It consists in a wasting of the textures from the corrosive quality of the exudate. Herein ulcerous consumption of the textures differs from the loss of substance which inflamed textures undergo, within the best conditioned exudates, through necrosis and absorption.

To be productive of such a wasting process, the exudate must needs be fluid, whether originally so, or liquefied out of a solid blastema. Its corrosive influence upon the textures is sufficient to confirm its character as genuine ichor.

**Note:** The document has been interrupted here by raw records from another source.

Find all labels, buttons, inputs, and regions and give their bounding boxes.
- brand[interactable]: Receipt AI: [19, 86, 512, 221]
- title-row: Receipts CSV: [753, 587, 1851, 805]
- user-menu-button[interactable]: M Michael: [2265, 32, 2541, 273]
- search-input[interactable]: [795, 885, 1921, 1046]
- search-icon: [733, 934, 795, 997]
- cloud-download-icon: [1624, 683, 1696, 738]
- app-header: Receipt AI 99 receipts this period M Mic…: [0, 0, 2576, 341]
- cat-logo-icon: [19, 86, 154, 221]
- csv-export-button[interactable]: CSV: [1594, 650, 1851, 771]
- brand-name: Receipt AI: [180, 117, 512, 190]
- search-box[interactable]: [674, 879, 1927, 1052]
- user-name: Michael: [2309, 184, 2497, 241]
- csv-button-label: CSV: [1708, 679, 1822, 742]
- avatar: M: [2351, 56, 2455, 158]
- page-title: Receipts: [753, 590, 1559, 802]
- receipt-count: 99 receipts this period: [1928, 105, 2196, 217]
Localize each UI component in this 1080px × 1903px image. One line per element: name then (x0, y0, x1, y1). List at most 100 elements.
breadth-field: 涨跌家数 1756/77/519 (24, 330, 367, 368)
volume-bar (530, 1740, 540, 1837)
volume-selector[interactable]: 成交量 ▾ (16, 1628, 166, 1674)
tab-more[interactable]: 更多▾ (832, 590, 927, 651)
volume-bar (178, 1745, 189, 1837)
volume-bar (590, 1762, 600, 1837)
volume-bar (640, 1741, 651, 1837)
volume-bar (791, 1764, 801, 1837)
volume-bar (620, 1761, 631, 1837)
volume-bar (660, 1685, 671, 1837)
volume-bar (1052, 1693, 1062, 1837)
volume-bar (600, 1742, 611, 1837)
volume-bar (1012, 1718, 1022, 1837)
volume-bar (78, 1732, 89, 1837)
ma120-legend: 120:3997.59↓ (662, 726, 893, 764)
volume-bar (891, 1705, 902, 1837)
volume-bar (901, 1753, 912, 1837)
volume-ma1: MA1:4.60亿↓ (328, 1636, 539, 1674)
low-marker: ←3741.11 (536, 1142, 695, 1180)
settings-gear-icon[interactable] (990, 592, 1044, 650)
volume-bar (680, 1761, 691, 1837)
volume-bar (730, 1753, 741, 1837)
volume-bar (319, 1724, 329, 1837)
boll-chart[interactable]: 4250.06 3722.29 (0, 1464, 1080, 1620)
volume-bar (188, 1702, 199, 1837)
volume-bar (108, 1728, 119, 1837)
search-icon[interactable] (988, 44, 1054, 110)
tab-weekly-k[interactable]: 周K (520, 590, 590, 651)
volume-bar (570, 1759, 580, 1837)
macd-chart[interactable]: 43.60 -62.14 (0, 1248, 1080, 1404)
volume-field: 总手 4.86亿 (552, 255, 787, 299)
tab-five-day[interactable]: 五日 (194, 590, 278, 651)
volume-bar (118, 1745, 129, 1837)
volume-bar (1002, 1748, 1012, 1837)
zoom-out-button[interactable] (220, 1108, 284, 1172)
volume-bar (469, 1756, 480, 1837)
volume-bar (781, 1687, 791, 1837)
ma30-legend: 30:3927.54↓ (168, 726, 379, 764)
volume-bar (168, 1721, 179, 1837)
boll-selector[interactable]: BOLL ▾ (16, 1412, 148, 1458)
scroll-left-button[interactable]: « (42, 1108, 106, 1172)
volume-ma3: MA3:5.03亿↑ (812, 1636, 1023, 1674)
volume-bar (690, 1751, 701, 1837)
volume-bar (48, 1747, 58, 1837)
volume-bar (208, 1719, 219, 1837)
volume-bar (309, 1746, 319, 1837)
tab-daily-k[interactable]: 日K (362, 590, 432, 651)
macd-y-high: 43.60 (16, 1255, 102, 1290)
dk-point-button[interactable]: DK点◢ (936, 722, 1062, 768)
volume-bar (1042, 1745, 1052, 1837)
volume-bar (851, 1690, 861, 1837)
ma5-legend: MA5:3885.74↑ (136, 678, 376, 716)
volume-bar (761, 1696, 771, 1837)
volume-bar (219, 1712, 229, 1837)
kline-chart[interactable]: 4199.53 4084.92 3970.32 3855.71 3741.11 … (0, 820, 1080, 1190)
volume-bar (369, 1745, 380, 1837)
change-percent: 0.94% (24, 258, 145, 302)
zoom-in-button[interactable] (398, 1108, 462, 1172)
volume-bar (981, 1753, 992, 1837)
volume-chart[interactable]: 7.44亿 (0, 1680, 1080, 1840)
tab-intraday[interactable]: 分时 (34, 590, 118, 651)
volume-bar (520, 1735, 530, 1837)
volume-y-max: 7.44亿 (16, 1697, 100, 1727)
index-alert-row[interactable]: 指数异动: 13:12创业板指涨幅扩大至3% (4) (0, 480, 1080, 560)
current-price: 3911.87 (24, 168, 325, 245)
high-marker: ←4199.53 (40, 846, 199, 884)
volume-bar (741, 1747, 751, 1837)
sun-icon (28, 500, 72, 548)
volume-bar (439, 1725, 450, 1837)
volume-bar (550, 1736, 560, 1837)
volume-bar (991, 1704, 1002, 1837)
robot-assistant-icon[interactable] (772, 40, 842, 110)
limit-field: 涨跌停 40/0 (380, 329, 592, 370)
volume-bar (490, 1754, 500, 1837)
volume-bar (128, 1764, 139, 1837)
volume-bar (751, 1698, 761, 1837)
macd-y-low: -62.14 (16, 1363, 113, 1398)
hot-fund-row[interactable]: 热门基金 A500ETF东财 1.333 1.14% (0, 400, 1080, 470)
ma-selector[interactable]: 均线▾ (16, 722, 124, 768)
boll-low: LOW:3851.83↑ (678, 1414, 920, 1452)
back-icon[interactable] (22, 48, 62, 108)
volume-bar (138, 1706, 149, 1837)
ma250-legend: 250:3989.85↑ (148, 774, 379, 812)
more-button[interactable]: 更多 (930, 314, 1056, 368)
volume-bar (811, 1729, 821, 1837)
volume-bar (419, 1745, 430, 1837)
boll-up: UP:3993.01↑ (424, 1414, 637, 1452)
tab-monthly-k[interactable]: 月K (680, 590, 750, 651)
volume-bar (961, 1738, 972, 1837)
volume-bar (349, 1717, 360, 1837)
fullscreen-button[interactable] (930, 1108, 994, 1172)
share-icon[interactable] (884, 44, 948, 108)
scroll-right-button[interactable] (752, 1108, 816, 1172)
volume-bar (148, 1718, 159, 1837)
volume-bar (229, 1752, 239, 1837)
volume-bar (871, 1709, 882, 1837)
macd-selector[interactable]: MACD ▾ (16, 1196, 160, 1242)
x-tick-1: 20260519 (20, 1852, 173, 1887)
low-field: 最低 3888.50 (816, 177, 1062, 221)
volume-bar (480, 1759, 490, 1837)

The mode in which textures in contact with ichor become destroyed, varies with the principle upon which its corrosive nature depends. The exulceration takes sometimes an acute, sometimes a chronic course. Large textural masses are not rarely destroyed within a short space of time. The destruction is marked, now by superficial extension, now by a burrowing propensity. In the former instance, it depends frequently upon a special relation of the inflammatory process to superficial textural expansion. In the other case, some heterologous formation, reproduced again and again, at the base of the ulcer, upholds the inflammation, and with it the ichorous discharge.

In the chronic form, the ulcer, like the pus-membrane, simulates, in the production of flesh-granules, a natural process of secretion.

All textures are not equally prone to ulcerative destruction. Under like circumstances, tender, young, budding growths are the most readily destroyed.